Tracking Progress: Renewable heat

Renewable heat

Heat accounts for more than 50% of final energy consumption and remains largely fossil fuel-based. Growth in renewable heat has been steady but slow, and an increase of 32% would be needed between 2014 and 2025 to meet 2DS goals. Solar thermal heating would need to see the largest increase, but if its recent slowdown in growth continues, it will not be on track. 

Recent trends

The direct use of renewables for heat (modern biomass, solar thermal and geothermal) increased by 8%, from 13.2 EJ in 2010 to 14.2 EJ in 2014. More than one-third of this increase was due to the consumption of renewable heat in China, mostly through the rapid growth of solar thermal installations. Currently, the European Union is the largest consumer of renewables for heat, with almost 15% of its heat demand met by renewables. In the emerging economies, Brazil has one of the highest shares of renewables used for heat (37%), due to using biomass in industries such as food, paper and pulp, and ethanol.
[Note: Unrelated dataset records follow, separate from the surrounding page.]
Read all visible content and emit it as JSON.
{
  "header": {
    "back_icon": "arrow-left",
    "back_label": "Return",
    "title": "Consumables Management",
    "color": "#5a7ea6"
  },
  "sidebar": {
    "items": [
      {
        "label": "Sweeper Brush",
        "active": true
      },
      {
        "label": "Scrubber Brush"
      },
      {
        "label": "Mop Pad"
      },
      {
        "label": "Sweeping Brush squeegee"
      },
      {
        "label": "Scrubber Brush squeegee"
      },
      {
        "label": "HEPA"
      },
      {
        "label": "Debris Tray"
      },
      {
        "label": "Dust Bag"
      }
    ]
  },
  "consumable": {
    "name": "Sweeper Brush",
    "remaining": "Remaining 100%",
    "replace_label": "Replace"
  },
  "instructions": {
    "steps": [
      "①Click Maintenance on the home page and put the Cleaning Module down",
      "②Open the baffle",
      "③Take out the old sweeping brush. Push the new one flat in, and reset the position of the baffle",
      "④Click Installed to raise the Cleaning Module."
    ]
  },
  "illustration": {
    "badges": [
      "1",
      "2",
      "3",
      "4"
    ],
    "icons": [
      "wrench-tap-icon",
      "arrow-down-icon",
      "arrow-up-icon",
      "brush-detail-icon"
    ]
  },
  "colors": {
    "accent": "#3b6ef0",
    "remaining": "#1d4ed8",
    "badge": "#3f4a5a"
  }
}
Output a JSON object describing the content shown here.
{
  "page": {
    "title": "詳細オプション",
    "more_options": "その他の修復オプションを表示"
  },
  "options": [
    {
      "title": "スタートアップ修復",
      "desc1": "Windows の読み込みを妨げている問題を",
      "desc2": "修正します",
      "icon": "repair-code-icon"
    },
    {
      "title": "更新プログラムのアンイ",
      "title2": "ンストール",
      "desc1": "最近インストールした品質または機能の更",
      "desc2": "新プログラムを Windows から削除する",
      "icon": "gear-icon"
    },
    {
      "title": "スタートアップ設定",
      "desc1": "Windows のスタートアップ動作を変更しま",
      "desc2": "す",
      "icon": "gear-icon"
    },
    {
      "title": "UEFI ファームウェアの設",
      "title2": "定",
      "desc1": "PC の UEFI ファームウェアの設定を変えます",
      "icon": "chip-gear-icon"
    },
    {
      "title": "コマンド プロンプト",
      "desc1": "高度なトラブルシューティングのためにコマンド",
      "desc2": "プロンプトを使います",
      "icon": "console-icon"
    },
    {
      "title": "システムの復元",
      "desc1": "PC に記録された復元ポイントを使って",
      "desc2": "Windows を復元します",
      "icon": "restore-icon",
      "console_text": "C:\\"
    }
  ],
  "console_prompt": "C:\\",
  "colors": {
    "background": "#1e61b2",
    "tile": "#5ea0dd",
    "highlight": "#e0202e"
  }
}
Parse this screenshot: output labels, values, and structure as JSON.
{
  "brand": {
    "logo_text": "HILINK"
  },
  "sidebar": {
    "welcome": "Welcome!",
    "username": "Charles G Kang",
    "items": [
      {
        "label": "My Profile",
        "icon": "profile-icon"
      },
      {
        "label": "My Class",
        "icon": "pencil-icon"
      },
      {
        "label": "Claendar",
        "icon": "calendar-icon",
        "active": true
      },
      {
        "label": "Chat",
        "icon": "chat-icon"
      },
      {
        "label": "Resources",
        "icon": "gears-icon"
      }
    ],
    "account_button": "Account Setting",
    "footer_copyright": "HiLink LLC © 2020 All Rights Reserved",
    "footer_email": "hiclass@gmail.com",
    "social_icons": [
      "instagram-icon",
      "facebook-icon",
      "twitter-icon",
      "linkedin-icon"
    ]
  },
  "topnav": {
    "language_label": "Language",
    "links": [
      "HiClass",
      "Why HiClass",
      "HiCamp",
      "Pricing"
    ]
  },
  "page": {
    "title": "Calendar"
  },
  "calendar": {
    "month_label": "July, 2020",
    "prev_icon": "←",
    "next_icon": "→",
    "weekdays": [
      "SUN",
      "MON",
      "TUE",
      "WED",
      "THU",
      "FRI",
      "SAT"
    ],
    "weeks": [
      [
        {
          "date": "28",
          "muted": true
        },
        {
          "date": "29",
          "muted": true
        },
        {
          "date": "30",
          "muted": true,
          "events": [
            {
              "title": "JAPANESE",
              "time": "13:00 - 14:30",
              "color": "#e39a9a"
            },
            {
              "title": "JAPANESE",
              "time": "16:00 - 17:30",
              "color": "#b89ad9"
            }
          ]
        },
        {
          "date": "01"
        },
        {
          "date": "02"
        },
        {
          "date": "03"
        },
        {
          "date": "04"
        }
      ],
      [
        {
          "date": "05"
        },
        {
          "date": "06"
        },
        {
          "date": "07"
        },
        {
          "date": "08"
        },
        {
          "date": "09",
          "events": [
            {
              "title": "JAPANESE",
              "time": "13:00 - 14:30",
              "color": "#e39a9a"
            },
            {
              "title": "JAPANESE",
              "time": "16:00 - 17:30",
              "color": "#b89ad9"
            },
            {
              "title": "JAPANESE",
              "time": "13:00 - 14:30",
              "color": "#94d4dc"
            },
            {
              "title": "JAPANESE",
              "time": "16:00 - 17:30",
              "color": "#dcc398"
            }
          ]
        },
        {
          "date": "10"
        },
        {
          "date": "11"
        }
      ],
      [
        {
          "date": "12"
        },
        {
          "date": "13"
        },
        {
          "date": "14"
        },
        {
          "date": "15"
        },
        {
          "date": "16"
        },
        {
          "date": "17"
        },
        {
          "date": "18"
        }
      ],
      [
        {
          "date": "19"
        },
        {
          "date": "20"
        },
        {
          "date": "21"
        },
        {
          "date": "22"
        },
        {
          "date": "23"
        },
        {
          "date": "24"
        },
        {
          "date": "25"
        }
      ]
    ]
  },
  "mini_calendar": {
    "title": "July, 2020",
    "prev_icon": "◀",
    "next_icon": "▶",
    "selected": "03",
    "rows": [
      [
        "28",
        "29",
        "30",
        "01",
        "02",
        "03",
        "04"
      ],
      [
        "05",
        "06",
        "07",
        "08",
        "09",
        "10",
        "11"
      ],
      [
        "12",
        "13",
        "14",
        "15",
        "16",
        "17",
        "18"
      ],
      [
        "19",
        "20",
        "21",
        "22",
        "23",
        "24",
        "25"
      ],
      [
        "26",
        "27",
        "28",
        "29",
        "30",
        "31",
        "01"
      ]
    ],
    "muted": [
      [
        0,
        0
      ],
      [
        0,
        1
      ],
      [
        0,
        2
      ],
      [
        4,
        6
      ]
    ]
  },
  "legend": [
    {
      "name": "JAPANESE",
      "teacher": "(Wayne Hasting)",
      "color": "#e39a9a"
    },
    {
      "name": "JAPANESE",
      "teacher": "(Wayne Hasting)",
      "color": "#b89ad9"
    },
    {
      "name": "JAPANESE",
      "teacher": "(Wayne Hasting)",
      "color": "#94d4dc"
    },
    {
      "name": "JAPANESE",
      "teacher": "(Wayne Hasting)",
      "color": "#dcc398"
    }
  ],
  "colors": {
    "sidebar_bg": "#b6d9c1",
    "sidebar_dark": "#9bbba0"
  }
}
Biomass (excluding the traditional use of biomass) accounts for 90% of renewables used for heat, with a variety of heat applications in the buildings and industry sectors. Biomass use for heating in the European Union has grown steadily and accounted for over 60% of all wood pellet demand in the European Union in 2015. However, some evidence indicates that low heating oil and LPG prices have constrained the growth of biomass heating in some countries, especially in the off-the-gas-grid segment where biomass tends to be most competitive.

Solar thermal (mainly used for water heating) has increased more rapidly than renewable heat as a whole. However, the rate of new installations has slowed in the last two years due to a slowdown in China and sluggish growth in the European Union. In 2015, the total newly installed capacity was 40 gigawatts thermal capacity (GWth), 15% lower than in 2014. In countries with high levels of insolation, solar thermal systems can be very cost-competitive with electric or fossil fuel alternatives. Elsewhere, large installations can provide economies of scale. The world’s largest solar thermal plant entered operation in Silkeborg in Denmark at the end of 2016 and is expected to produce 80 000 MWh for use in the local district heating network.

Electric heat pumps also play an important role in heat decarbonisation, through the use of renewable heat stored in the ground, air and water and the rising share of renewables in electricity supply. Heat consumption from heat pumps is estimated to have increased by 7% since 2010, with the fastest growth (50%) in China.

Tracking progress

Good potential exists globally for renewable heat, but remains largely unexploited. Growth in renewable heat has not matched that of renewable electricity. The direct use of renewables for heat would have to increase 32% between 2014 and 2025 to meet the 2DS target, with faster growth needed in the non-biomass segments. For example, solar thermal heat consumption would have to almost triple by 2025. This growth would require an annual deployment rate more than twice that of current levels. Achieving that level is unlikely unless deployment in key countries, including China and India, picks up. Heat pump use would also have to increase more rapidly than in recent years, coupled with rapid deployment of renewable electricity.

Recommended actions

Renewable heat continues to face numerous economic (e.g. high capital costs, split incentives, and fossil fuel subsidies) and non-economic (e.g. lack of awareness, lack of confidence, and suitability issues) barriers. To address these barriers, increased policy support and policy consistency are needed. Governments should set targets and develop strategies for heat decarbonisation. To be effective, these need to cover all sectors and consider the appropriate balance between renewable heat deployment, heat electrification and energy efficiency improvement. An expansion of district heating networks can also play a role, allowing economies of scale to be exploited, as well as better control of air pollutants in the case of biomass. Due to the fragmented and decentralised nature of heat supply, heat planning at the local level can make an important contribution. Other policy instruments that have been shown to be effective include carbon taxes, building codes that require renewable heat installations in new buildings, and financial support mechanism.